Hängt aber alles vom Abstand ab.


----------



## MezZo_Mix (8. Oktober 2011)

*AW: Gute oder schlechte Idee - 21:9 ?*

Solange du ein High end PC hast der diese Auflösung packt, Aber troztdem zu Hoch, Ich will nicht wissen wie klein Die Icons aufm Desk sind xDDDD


----------



## Wenzman (8. Oktober 2011)

*AW: Gute oder schlechte Idee - 21:9 ?*



turbo94740 schrieb:


> Würde ich nicht machen, da ich zu nah dran sitzen würde, also als PC-Monitor eher suboptimal. Ich würde da eher sowas nehmen:Ostendo CRVD™ - Why Curved? Wenn man sowas überhaupt braucht.
> Hängt aber alles vom Abstand ab.


 Wo kaufe ich soetwas denn ? Habe von der Firma noch nie etwas gehört und diverse Preisvergleiche zeigen auch keine Treffer an.

Ich setze mich bei dem Philips natürlich etwas weiter weg.


----------



## Hansvonwurst (8. Oktober 2011)

*AW: Gute oder schlechte Idee - 21:9 ?*

Das Problem wird die Optimierung fürs Format sein. 
Gut möglich, dass es Balken am Rand geben wird.
Ich würde fürs Gaming erstmal 16:9 oder 16:10 kaufen.


----------



## turbosnake (8. Oktober 2011)

*AW: Gute oder schlechte Idee - 21:9 ?*

Weiß ich selber auch nicht. Soll aber 6500$ kosten laut Quelle.
Quelle: Ostendo CRVD Curved Display: Breit, breiter, Ostendo CRVD » neuerdings.com


----------



## Wenzman (8. Oktober 2011)

*AW: Gute oder schlechte Idee - 21:9 ?*



Hansvonwurst schrieb:


> Das Problem wird die Optimierung fürs Format sein.
> Gut möglich, dass es Balken am Rand geben wird.
> Ich würde fürs Gaming erstmal 16:9 oder 16:10 kaufen.


 Ja, aber es gibt doch auch Eyefinity, das ist doch im Prinzip das gleiche dadurch sollte es keine Probleme mit der Formatsunterstützung geben.
Mein System sollte mit 2 hd 6970 potent genug sein, vorallem da die Auflösung immernoch geringer ist als z.b. 2560x1600p oder 2560x1440p.

Das mit dem Ostendo Gerät hat sich erledigt, da das Gerät lediglich 2880x900p hat und nicht lieferbar ist (in ganz Europa gibt es nur 1 Testgerät).

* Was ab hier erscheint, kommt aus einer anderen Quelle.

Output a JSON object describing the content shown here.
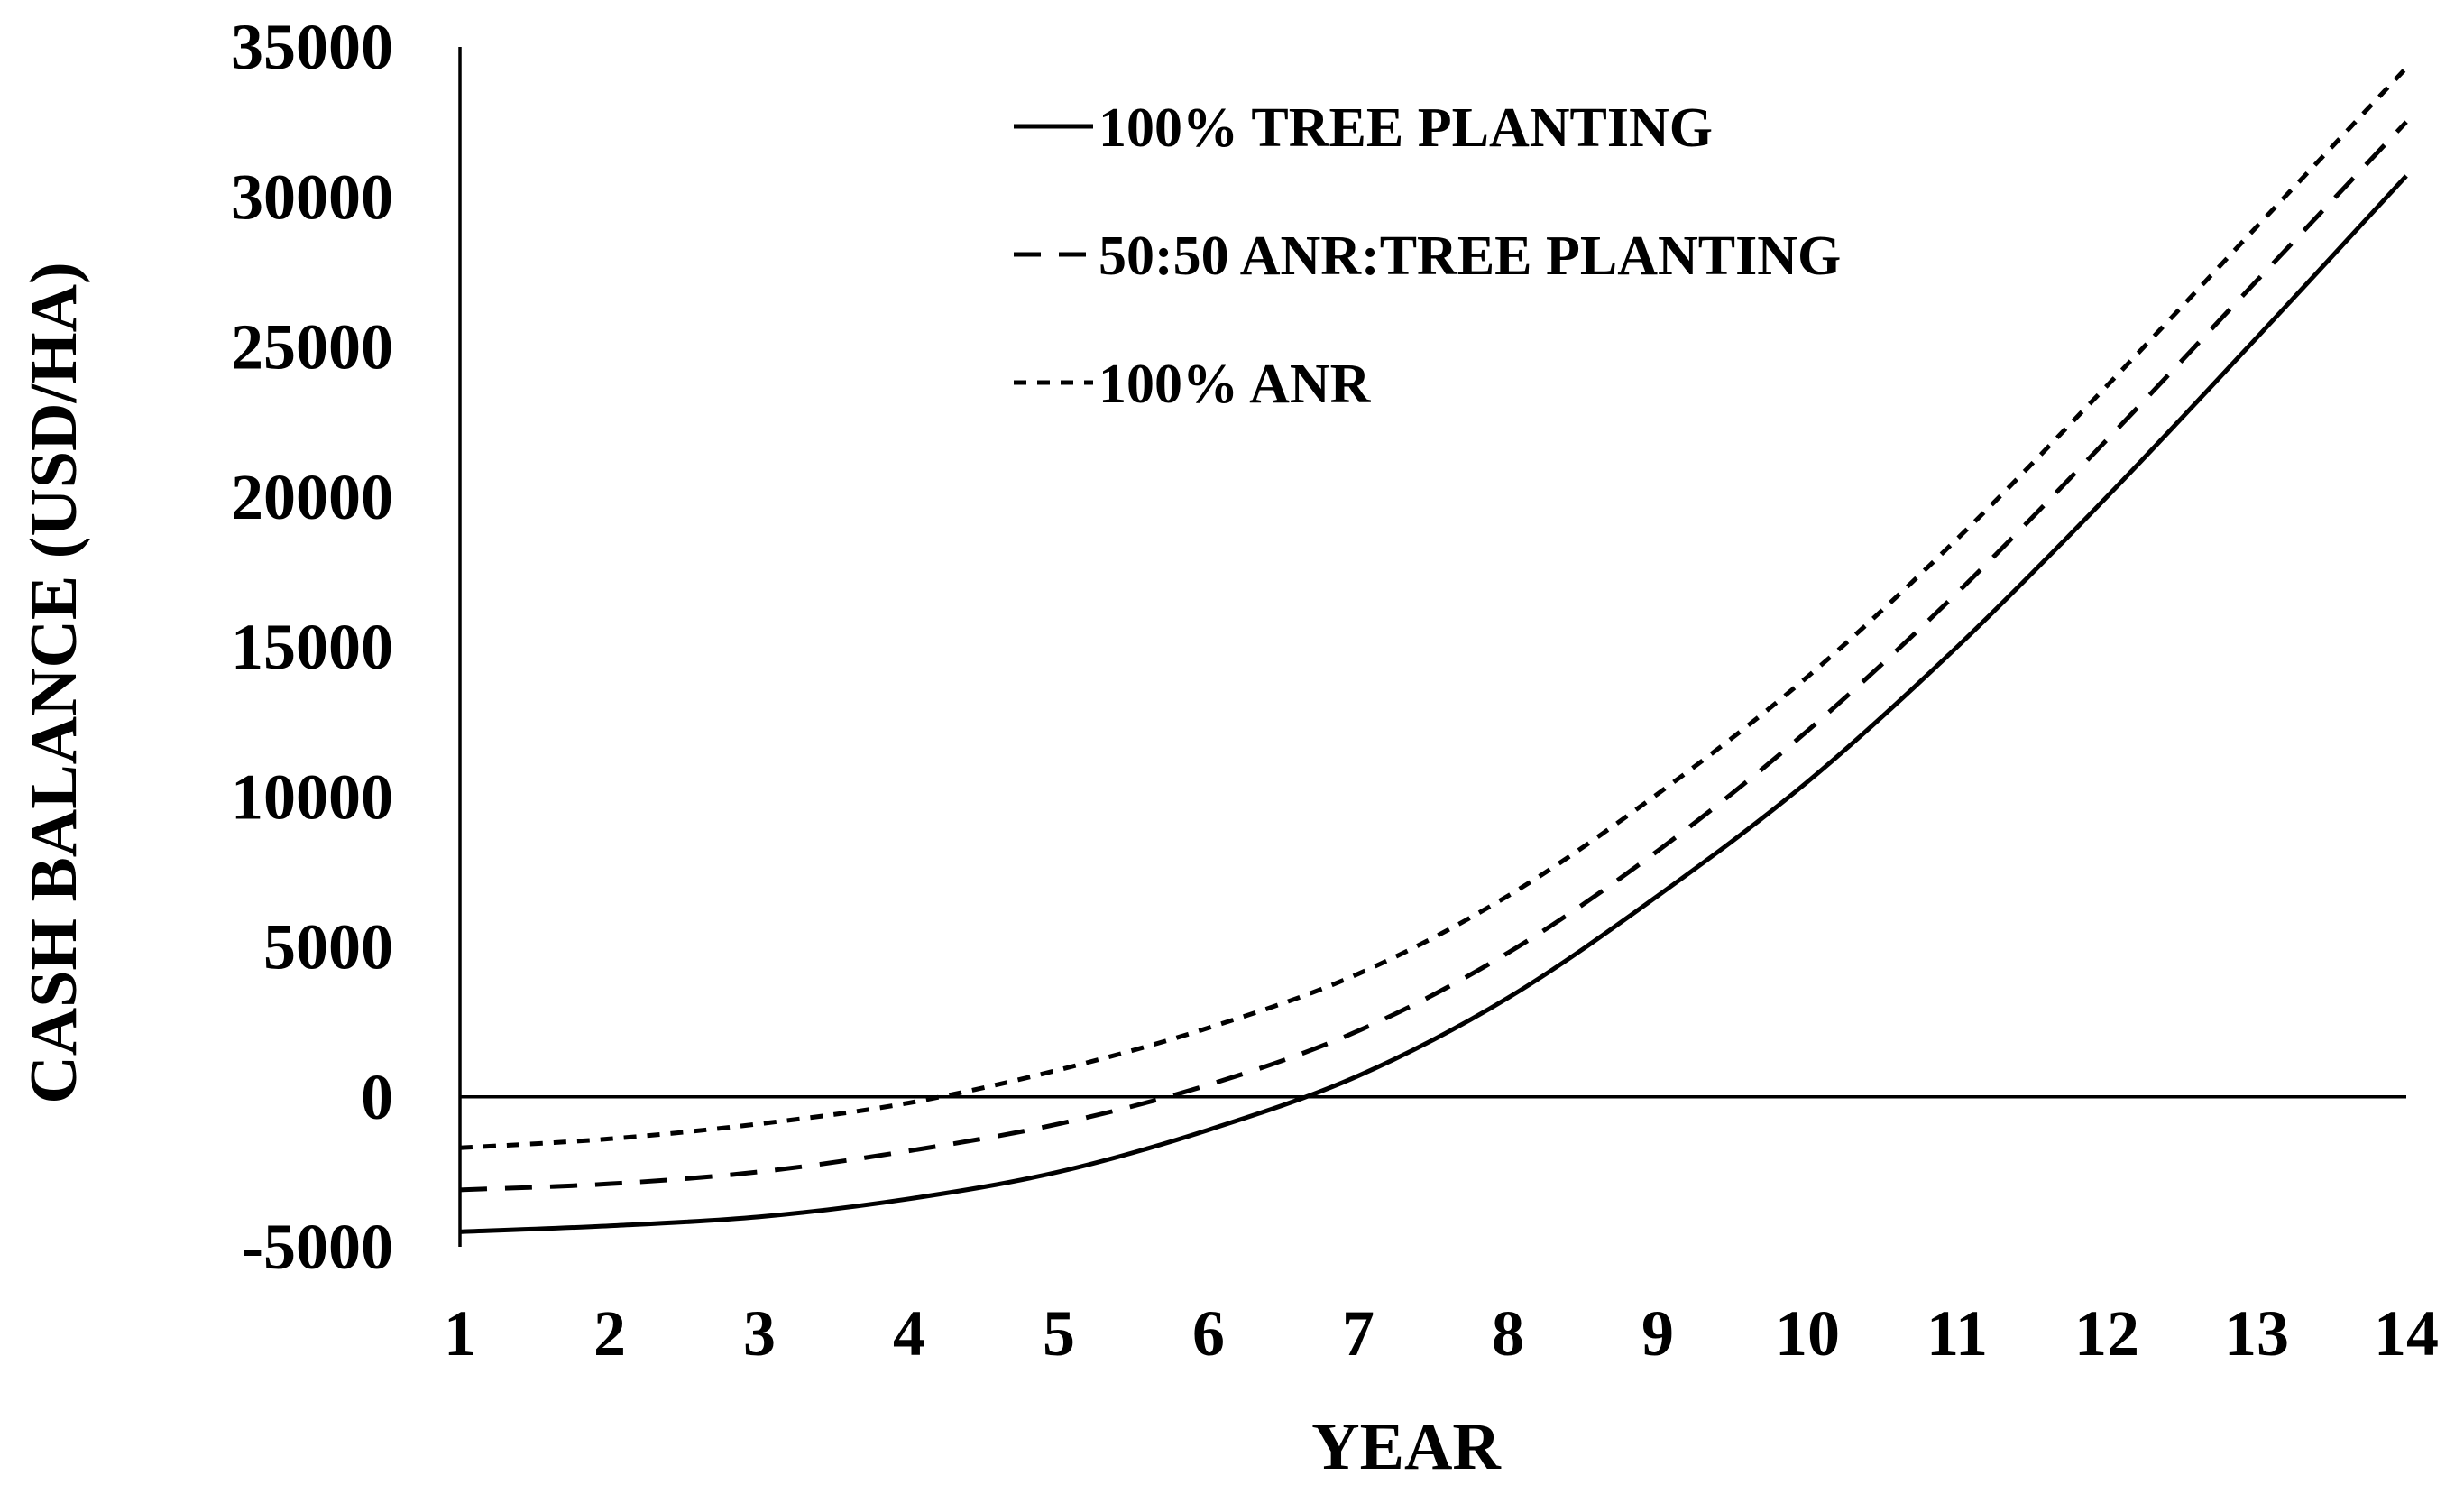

Das Philipsgerät reizt mich schon ziemlich.


----------



## fotoman (8. Oktober 2011)

*AW: Gute oder schlechte Idee - 21:9 ?*



Wenzman schrieb:


> Meint ihr soetwas ist auch gut für PC-Gaming?


Vieleicht bin ich ja nur blind. Aber ich finde im Datenblatt auf der Seite von Philips keine Angabe, dass einer der HDMI-Eingänge HDMI 1.3 beherrscht. Im Gegenteil, da steht "Computereingänge: bis zu 1920 x 1080 bei 60 Hz"

DisplayPort hat er nicht, DVI auch nicht. 

Damit wäre der Fernseher faktisch am PC nicht nutzbar (erinnert irgendwie an die FullHD-TVs der ersten Generation). Aber vieleicht steht ja irgendwo im Handbuch versteckt, dass man den Fernseher auch mittels zwei HDMI-Kabel als Doppelmonitor verwenden kann.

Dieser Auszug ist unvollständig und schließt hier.